基于IMPC的燃煤发电机组多变量解耦控制策略  

作　　者：周心睿 安硕 王兵 谢宏星 朱玉林 赵凯 王正兵 ZHOU Xinrui;AN Shuo;WANG Bing;XIE Hongxing;ZHU Yulin;ZHAO Kai;WANG Zhengbing(School of Electrical and Information Engineering,Anhui University of Technology,Ma'anshan 243032,Anhui Province,China;Xiangtan Iron and Steel Group Co.,Ltd.,Xiangtan 411100,Hunan Province,China)

机构地区：[1]安徽工业大学电气与信息工程学院,安徽马鞍山243032 [2]湘潭钢铁集团有限公司,湖南湘潭411100

出　　处：《动力工程学报》2025年第2期263-274,共12页Journal of Chinese Society of Power Engineering

基　　金：安徽高校自然科学研究重大资助项目(KJ2021ZD0042);芜湖市重点研发与成果转化项目(2023yf017)。

摘　　要：针对燃煤发电机组燃烧系统的大时滞和参数时变等复杂动态特性,以及主蒸汽压力和炉膛负压间的强耦合关系,提出一种改进多变量解耦模型预测控制(Improved multivariable decoupling model predictive control,IMDMPC)。
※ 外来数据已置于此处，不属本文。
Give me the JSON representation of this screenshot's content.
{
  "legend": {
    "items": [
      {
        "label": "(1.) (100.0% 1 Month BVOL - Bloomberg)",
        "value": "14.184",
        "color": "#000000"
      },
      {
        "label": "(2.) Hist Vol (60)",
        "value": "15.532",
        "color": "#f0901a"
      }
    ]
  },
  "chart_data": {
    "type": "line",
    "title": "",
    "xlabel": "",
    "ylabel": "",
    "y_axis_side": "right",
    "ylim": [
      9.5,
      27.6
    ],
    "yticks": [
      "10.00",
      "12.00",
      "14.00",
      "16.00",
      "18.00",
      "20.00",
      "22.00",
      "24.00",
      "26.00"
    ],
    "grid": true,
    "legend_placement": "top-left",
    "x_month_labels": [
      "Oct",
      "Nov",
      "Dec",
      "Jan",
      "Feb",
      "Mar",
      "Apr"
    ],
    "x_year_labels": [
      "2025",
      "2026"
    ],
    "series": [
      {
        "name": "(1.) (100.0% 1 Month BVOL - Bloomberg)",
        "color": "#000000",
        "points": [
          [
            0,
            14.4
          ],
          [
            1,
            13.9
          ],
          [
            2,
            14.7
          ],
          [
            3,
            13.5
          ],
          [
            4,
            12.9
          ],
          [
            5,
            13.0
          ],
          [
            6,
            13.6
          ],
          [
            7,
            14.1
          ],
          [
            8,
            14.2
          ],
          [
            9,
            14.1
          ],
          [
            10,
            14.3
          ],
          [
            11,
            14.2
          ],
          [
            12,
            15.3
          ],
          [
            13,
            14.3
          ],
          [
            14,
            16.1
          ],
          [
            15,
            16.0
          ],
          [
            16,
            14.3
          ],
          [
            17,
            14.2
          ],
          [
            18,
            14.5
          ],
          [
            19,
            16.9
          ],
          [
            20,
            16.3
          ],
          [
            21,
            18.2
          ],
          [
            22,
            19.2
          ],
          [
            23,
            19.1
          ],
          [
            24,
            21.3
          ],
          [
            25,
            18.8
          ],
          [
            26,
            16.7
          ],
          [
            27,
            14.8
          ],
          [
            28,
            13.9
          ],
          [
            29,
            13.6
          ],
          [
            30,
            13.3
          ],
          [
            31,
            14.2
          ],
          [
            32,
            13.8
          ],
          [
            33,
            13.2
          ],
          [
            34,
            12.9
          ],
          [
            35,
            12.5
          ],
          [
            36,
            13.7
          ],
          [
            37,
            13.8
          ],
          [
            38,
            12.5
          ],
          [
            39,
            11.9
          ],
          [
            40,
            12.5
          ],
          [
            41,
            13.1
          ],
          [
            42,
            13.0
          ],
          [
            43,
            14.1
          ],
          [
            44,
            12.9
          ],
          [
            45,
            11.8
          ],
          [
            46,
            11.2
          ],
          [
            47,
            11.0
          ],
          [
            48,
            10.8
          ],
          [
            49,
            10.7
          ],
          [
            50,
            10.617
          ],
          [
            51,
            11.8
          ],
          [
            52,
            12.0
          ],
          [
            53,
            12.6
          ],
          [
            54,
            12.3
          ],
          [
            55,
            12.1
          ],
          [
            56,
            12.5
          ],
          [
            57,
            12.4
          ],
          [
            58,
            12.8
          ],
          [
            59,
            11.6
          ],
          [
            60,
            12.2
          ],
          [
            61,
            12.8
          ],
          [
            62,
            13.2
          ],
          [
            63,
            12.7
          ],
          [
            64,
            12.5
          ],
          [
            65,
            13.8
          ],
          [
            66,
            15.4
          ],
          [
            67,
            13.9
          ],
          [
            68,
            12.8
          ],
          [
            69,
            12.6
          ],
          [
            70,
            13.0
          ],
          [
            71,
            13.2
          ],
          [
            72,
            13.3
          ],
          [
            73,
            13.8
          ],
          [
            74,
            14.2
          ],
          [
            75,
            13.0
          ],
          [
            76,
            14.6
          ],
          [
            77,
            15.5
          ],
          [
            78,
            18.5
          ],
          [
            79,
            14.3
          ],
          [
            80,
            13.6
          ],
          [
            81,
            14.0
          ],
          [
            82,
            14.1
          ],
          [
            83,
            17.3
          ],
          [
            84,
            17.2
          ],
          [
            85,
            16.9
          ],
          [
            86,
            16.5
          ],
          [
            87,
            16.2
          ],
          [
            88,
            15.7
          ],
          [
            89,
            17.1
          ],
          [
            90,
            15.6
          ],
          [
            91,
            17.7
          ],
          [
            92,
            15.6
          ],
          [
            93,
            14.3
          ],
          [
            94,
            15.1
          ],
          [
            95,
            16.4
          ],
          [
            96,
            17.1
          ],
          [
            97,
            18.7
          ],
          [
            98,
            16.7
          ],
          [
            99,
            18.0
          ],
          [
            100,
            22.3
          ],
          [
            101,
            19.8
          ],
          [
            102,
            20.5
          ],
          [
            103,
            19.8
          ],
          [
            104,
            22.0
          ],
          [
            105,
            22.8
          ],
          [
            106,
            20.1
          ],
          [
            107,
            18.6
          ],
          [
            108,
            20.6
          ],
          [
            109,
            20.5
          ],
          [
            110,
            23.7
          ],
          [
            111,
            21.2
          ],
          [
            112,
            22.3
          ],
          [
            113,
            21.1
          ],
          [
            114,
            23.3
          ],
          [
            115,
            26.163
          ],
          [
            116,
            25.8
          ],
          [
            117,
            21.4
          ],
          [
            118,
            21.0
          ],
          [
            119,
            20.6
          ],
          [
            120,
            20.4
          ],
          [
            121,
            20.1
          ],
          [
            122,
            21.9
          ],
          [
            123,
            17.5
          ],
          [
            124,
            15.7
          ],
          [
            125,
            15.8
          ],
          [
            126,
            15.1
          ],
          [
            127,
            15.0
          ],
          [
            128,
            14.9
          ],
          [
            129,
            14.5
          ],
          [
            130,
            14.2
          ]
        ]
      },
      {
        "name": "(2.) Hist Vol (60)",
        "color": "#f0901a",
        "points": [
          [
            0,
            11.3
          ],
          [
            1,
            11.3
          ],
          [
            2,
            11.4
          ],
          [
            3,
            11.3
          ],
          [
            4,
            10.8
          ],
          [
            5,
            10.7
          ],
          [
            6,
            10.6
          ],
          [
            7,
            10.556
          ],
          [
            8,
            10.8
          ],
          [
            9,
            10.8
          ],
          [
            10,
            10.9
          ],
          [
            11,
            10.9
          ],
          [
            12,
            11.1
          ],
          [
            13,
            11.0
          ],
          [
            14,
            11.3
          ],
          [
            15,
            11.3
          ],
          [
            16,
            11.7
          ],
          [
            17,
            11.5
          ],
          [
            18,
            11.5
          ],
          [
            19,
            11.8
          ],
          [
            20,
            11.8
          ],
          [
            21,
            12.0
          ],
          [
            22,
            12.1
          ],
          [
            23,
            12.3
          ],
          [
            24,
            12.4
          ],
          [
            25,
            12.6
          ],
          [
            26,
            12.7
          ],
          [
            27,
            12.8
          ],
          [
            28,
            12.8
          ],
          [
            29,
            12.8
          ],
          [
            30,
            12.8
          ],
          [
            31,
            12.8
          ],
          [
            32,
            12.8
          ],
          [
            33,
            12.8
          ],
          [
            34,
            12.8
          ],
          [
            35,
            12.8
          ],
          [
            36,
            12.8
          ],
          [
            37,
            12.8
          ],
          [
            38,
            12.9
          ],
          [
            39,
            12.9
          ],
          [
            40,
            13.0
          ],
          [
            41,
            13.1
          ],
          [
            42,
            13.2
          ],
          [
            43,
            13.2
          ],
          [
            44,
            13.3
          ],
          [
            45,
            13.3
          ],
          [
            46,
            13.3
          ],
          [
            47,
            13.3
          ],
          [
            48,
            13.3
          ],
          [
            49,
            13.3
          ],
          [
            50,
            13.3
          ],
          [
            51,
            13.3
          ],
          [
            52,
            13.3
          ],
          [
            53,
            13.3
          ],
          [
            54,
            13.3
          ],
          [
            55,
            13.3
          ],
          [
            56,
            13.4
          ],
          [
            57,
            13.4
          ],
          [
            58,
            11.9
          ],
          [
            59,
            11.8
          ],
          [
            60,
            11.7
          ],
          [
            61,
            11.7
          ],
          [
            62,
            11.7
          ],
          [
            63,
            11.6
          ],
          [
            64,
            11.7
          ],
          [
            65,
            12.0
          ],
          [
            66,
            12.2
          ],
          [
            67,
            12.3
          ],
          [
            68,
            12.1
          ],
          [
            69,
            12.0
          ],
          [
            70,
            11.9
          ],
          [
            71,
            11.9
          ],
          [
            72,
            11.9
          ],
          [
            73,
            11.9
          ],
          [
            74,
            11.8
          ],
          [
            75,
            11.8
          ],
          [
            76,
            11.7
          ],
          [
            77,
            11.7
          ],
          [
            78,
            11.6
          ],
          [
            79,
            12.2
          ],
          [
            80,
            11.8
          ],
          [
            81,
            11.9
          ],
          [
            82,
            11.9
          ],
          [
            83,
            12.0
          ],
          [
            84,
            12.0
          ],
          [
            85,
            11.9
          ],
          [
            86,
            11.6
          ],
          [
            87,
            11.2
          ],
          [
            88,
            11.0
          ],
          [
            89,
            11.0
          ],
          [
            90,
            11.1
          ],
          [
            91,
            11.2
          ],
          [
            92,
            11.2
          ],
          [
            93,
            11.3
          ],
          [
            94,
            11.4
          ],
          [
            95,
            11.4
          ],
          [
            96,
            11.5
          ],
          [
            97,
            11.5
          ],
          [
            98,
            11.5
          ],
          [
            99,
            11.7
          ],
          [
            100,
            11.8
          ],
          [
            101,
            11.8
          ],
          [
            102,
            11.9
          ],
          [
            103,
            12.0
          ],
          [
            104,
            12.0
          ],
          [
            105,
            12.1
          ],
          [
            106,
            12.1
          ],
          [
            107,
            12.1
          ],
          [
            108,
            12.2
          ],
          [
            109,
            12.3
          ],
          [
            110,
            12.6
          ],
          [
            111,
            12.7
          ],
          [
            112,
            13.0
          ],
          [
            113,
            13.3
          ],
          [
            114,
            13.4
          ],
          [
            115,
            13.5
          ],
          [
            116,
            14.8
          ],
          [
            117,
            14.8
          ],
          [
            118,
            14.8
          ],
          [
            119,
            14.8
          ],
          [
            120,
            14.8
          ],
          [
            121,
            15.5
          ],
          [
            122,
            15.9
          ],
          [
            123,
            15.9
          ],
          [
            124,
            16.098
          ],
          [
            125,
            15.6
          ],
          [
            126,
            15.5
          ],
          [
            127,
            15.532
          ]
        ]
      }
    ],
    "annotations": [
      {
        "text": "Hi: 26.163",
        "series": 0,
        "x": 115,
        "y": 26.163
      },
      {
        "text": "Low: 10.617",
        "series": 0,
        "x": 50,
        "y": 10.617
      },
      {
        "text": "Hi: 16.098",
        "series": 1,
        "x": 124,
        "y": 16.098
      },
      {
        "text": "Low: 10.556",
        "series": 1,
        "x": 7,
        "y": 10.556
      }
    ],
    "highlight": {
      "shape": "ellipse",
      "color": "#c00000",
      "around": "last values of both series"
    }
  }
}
根据机组历史运行数据,利用蜻蜓算法优化偏最小二乘法,构建以主蒸汽压力和炉膛负压为被控量、燃煤量和引风量为控制量的多变量耦合数学模型,运用多变量动态解耦算法对其进行解耦,设计多变量模型预测控制器,按照设定目标函数得到当前时刻控制量,同时实时采集系统输出值对控制器进行反馈校正。仿真实验结果表明:改进多变量解耦模型预测控制与模糊自适应PID控制和未解耦模型预测控制相比,主蒸汽压力和炉膛负压的超调量分别减少20.3%和8.6%,调节时间分别缩短2.6和29.55 s,具有更好的控制精度和鲁棒性。现场应用结果表明:改进多变量解耦模型预测控制策略能够使主蒸汽压力和炉膛负压分别稳定控制在±0.24 MPa和±0.27 Pa,提高了系统的稳定性且波动幅度明显减小,符合工业现场生产要求。An improved multivariable decoupling model predictive control(IMDMPC)was proposed for coal-fired power generation units with complex dynamic characteristics such as large time delay and time-varying parameters,and strong coupling between main steam pressure and furnace negative pressure.Based on the historical operating data of the unit,dragonfly algorithm was used to optimize the partial least squares method to construct a multivariable coupled mathematical model with main steam pressure and furnace negative pressure as controlled variables,coal consumption and induced air volume as controlling variables.The multivariable dynamic decoupling algorithm was used to decouple it,and a multivariable model predictive controller was designed to obtain the current control amount according to the set objective function,simultaneously collect real-time system output values for feedback correction of the controller.Simulation experimental results show that compared with fuzzy adaptive PID control and uncoupled model predictive control,the improved multivariable decoupling model predictive control reduces the overshoot of main steam pressure and furnace negative pressure by 20.3%and 8.6%,respectively,and the adjustment time is shortened by 2.6 and 29.55 s,respectively,with better control accuracy and robustness.On-site application results show that the improved multivariable decoupling model predictive control strategy can stably control the main steam pressure and furnace negative pressure at±0.24 MPa and±0.27 Pa,respectively,improving the stability of system and significantly reducing the fluctuation amplitude,meeting the requirements of industrial on-site production.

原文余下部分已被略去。